İlk bölümde insanın içini burkan bazı sahneler görüyoruz. Bunlara trajikomik demek daha doğru olur, çünkü buldukları yeni belgelerin ne olduğunu biz biliyor olsak da onlar bunları çok farklı şeylere yoruyorlar. Mesela dünyayı mahveden radyasyon serpintilerinin iblis sanılması gibi. Ancak şu da var, ilk bölüm 125 sayfa olup bence pek çok okuru sıkacak cinsten. Ben hiç sıkılmadım, fakat aksiyon bekleyen çoğu kişi için ağır kalacaktır.

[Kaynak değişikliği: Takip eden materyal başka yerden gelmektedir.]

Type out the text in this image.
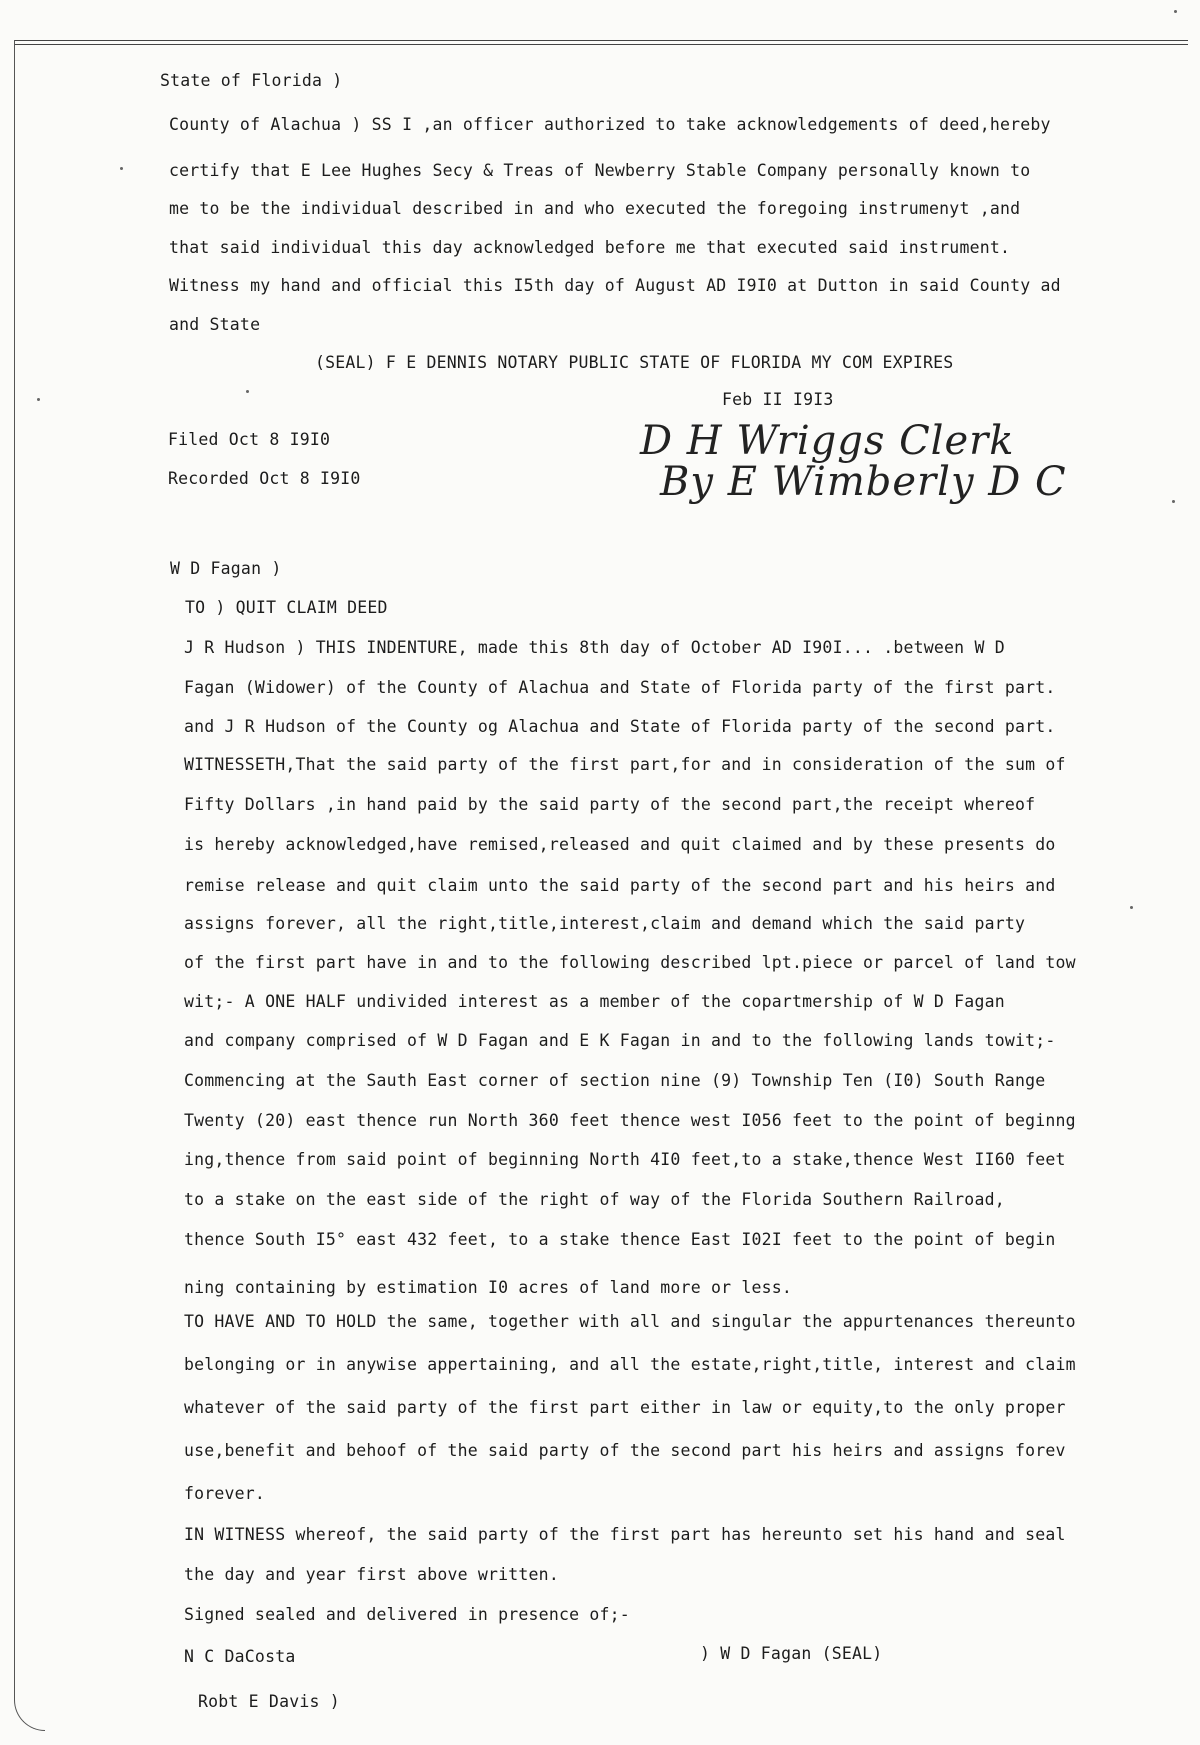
State of Florida )
County of Alachua ) SS I ,an officer authorized to take acknowledgements of deed,hereby
certify that E Lee Hughes Secy & Treas of Newberry Stable Company personally known to
me to be the individual described in and who executed the foregoing instrumenyt ,and
that said individual this day acknowledged before me that executed said instrument.
Witness my hand and official this I5th day of August AD I9I0 at Dutton in said County ad
and State
(SEAL) F E DENNIS NOTARY PUBLIC STATE OF FLORIDA MY COM EXPIRES
Feb II I9I3
Filed Oct 8 I9I0
Recorded Oct 8 I9I0
D H Wriggs Clerk
By E Wimberly D C
W D Fagan )
TO ) QUIT CLAIM DEED
J R Hudson ) THIS INDENTURE, made this 8th day of October AD I90I... .between W D
Fagan (Widower) of the County of Alachua and State of Florida party of the first part.
and J R Hudson of the County og Alachua and State of Florida party of the second part.
WITNESSETH,That the said party of the first part,for and in consideration of the sum of
Fifty Dollars ,in hand paid by the said party of the second part,the receipt whereof
is hereby acknowledged,have remised,released and quit claimed and by these presents do
remise release and quit claim unto the said party of the second part and his heirs and
assigns forever, all the right,title,interest,claim and demand which the said party
of the first part have in and to the following described lpt.piece or parcel of land tow
wit;- A ONE HALF undivided interest as a member of the copartmership of W D Fagan
and company comprised of W D Fagan and E K Fagan in and to the following lands towit;-
Commencing at the Sauth East corner of section nine (9) Township Ten (I0) South Range
Twenty (20) east thence run North 360 feet thence west I056 feet to the point of beginng
ing,thence from said point of beginning North 4I0 feet,to a stake,thence West II60 feet
to a stake on the east side of the right of way of the Florida Southern Railroad,
thence South I5° east 432 feet, to a stake thence East I02I feet to the point of begin
ning containing by estimation I0 acres of land more or less.
TO HAVE AND TO HOLD the same, together with all and singular the appurtenances thereunto
belonging or in anywise appertaining, and all the estate,right,title, interest and claim
whatever of the said party of the first part either in law or equity,to the only proper
use,benefit and behoof of the said party of the second part his heirs and assigns forev
forever.
IN WITNESS whereof, the said party of the first part has hereunto set his hand and seal
the day and year first above written.
Signed sealed and delivered in presence of;-
N C DaCosta	) W D Fagan (SEAL)
Robt E Davis )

Aradan bir 600 yıl daha geçiyor ve bu defa geliyoruz ikinci bölüme. Yine Leibowitz tarikatı var elimizde ve ne tuhaftır ki ampülün yeniden icadını görüyoruz. Laiklik fikirleri dolanıyor dört bir yanda. Bilim hızla gelişmeye başlıyor. İnsanlar yüzyıllar önce keşfettiklerini tekrar tekrar keşfediyor. Ellerinde görecelilik kuramı var, ancak yorumlayacak bilgileri yok. Olsun, onlar ikinci Rönesans için fazlasıyla azimli. Bu arada bu bölümle birlikte kitap kafamızda oturmaya başlıyor. Ayrıca bana epey bir Gülün Adı'nı hatırlatarak yüzümde bir tebessüm de oluşturmadı değil.
Üçüncü bölüme dairse hiçbir şey söylemeyeceğim. Onun hangi çağ olduğu ve son süpriz olsun.
İtahki bu kitapta iyi iş çıkarmış. Kitabın büyük kısmı Katolik mezhebinin etkisinde geçip, karakterlerin çoğu rahip takımından olsa da bu beni rahatsız etmedi. Kitapta çok fazla Latince söz ve İncil alıntısı var. İthaki bunlar için tek tek dipnotlar düşüp okura bir hayli yardımcı olmuş. Çeviri ve editörlük de gerçekten güzel.
Bu kitaba dair olabilecek tek eleştirim, dünyanın sadece Hristiyan aleminden oluşuyormuş gibi yansıtılması oldu. Bu yoğun Katolik öğeler beklediğim gibi beni rahatsız etmedi, ancak diğer iki ilahi dinden de izler görmek istedim açıkçası. Bunun dışında ağırlığının ve ününün hakkını veriyordu.
Kitabın daha önce 2011'de yapılan En İyi 100 Bilimkurgu/Fantastik Eseri sıralamasında da yer aldığını söylemiştim. Kendisi aynı zamanda Hugo Ödüllü. Aldığı ödüllerle bu sıralamadıki yerini kesinlikle hak ediyor. Gönül rahatlığıyla söylüyorum bunu da.
Leibowitz İçin Bir İlahi, bilginin kitabıdır. Tekrar edeyim, çoğu kişiye ağır gelebilir. Aksiyon, gizem gibi şeyler bekliyorsanız size göre değil bu kitap. Ancak üzerinde düşnmek ve gerçekten özgün bir kugu bulmak istiyorsanız ona bir şans verin. Burada fazla değinip spoiler'a girmemek için atladığım üzere, kurgu gerçekten özgün. Çok ciddi ve sağlam temellere oturtulmuş, merkezinde insanla kovaladığı bilginin olduğu önemli bir eser.